How is Newton's Iteration achieved?

I mean, can you please explain where does Newton's iterative formula

$x_{k+1}=\frac{1}{2}(x_k+\frac{N}{x_k})$

come from?

2 Answers 2

0

gt6989b has given a good general definition of Newton's method. Applying it to $f(x)=N-x^2$ we have the equation $f'(x)=-2x$. Then $f(x_{k+1}) =x_k-\frac{f(x_k)}{f'(x_k)}=x_k-\frac{N-x_k^2}{-2x_k}=\frac{x_k}2+\frac N{2x_k}$

2

Intuitively, Newton's method assumes that your function is a line at every point. So assume you are starting from some point $P_n = (x_n, f(x_n))$ and the slope of the Newton approximation line is given by $m = f'(x_n)$, which is given to you as well.

Now, the equation of the line that with slope $m$ that passes through $P_n$ must be $y - f(x_n) = m(x - x_n)$, or in other words $y = f(x_n) + f'(x_n)(x - x_n)$.

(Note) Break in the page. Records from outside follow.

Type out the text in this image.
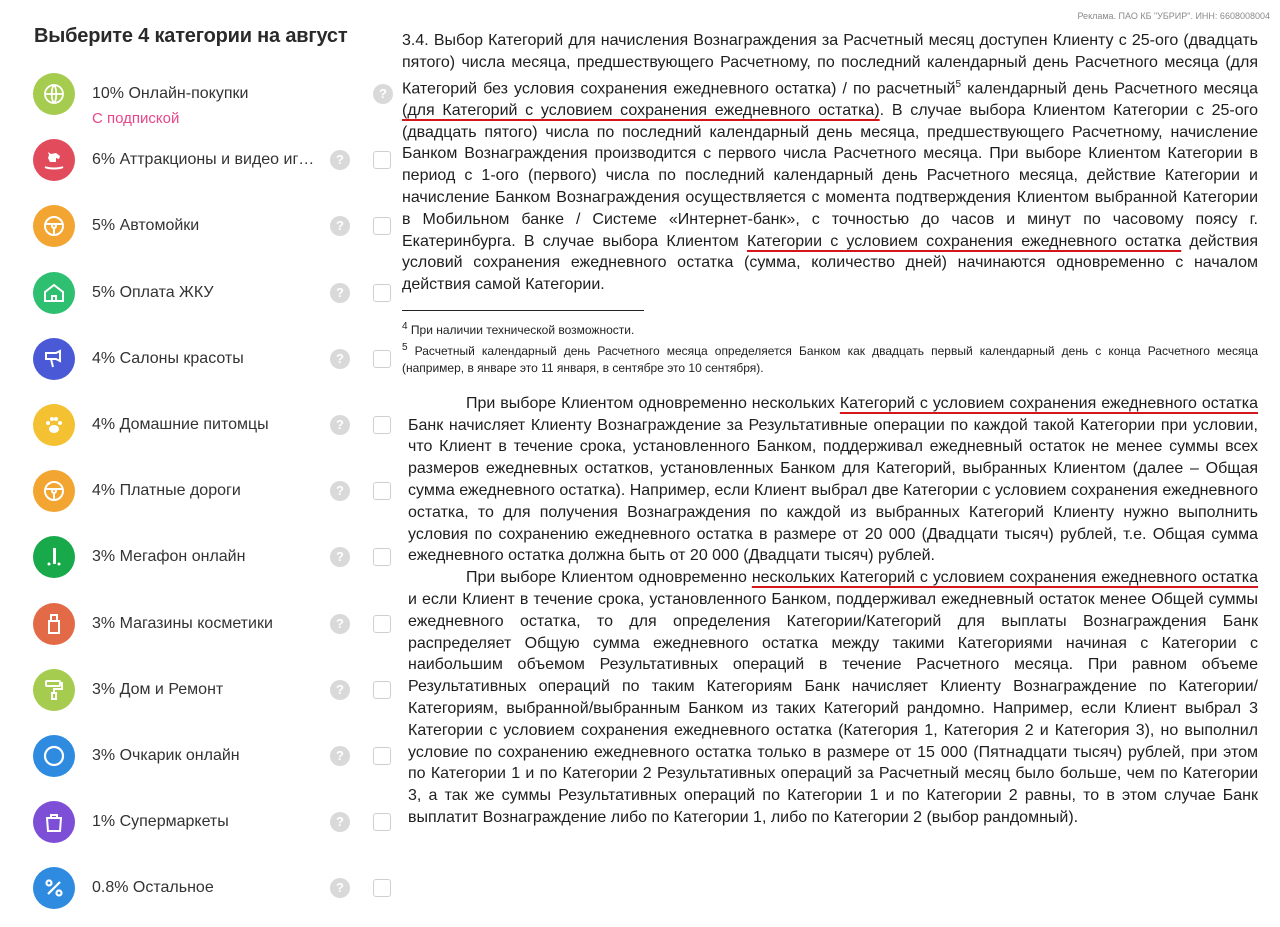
Реклама. ПАО КБ "УБРИР". ИНН: 6608008004
Выберите 4 категории на август
10% Онлайн-покупки
С подпиской
?
6% Аттракционы и видео иг…	?
5% Автомойки	?
5% Оплата ЖКУ	?
4% Салоны красоты	?
4% Домашние питомцы	?
4% Платные дороги	?
3% Мегафон онлайн	?
3% Магазины косметики	?
3% Дом и Ремонт	?
3% Очкарик онлайн	?
1% Супермаркеты	?
0.8% Остальное	?

3.4. Выбор Категорий для начисления Вознаграждения за Расчетный месяц доступен Клиенту с 25-ого (двадцать пятого) числа месяца, предшествующего Расчетному, по последний календарный день Расчетного месяца (для Категорий без условия сохранения ежедневного остатка) / по расчетный$^5$ календарный день Расчетного месяца (для Категорий с условием сохранения ежедневного остатка). В случае выбора Клиентом Категории с 25-ого (двадцать пятого) числа по последний календарный день месяца, предшествующего Расчетному, начисление Банком Вознаграждения производится с первого числа Расчетного месяца. При выборе Клиентом Категории в период с 1-ого (первого) числа по последний календарный день Расчетного месяца, действие Категории и начисление Банком Вознаграждения осуществляется с момента подтверждения Клиентом выбранной Категории в Мобильном банке / Системе «Интернет-банк», с точностью до часов и минут по часовому поясу г. Екатеринбурга. В случае выбора Клиентом Категории с условием сохранения ежедневного остатка действия условий сохранения ежедневного остатка (сумма, количество дней) начинаются одновременно с началом действия самой Категории.

$^4$ При наличии технической возможности.

$^5$ Расчетный календарный день Расчетного месяца определяется Банком как двадцать первый календарный день с конца Расчетного месяца (например, в январе это 11 января, в сентябре это 10 сентября).

При выборе Клиентом одновременно нескольких Категорий с условием сохранения ежедневного остатка Банк начисляет Клиенту Вознаграждение за Результативные операции по каждой такой Категории при условии, что Клиент в течение срока, установленного Банком, поддерживал ежедневный остаток не менее суммы всех размеров ежедневных остатков, установленных Банком для Категорий, выбранных Клиентом (далее – Общая сумма ежедневного остатка). Например, если Клиент выбрал две Категории с условием сохранения ежедневного остатка, то для получения Вознаграждения по каждой из выбранных Категорий Клиенту нужно выполнить условия по сохранению ежедневного остатка в размере от 20 000 (Двадцати тысяч) рублей, т.е. Общая сумма ежедневного остатка должна быть от 20 000 (Двадцати тысяч) рублей.

При выборе Клиентом одновременно нескольких Категорий с условием сохранения ежедневного остатка и если Клиент в течение срока, установленного Банком, поддерживал ежедневный остаток менее Общей суммы ежедневного остатка, то для определения Категории/Категорий для выплаты Вознаграждения Банк распределяет Общую сумма ежедневного остатка между такими Категориями начиная с Категории с наибольшим объемом Результативных операций в течение Расчетного месяца. При равном объеме Результативных операций по таким Категориям Банк начисляет Клиенту Вознаграждение по Категории/Категориям, выбранной/выбранным Банком из таких Категорий рандомно. Например, если Клиент выбрал 3 Категории с условием сохранения ежедневного остатка (Категория 1, Категория 2 и Категория 3), но выполнил условие по сохранению ежедневного остатка только в размере от 15 000 (Пятнадцати тысяч) рублей, при этом по Категории 1 и по Категории 2 Результативных операций за Расчетный месяц было больше, чем по Категории 3, а так же суммы Результативных операций по Категории 1 и по Категории 2 равны, то в этом случае Банк выплатит Вознаграждение либо по Категории 1, либо по Категории 2 (выбор рандомный).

You are looking to find the root, i.e. the place where $y=0$. That line has a root when $0 = f(x_n) + f'(x_n)(x - x_n)$, or in other words, where

$x = x_n - \frac{f(x_n)}{f'(x_n)}$,

which is what you would choose as the next iteration point. In other words,

$x_{n+1} = x_n - \frac{f(x_n)}{f'(x_n)}$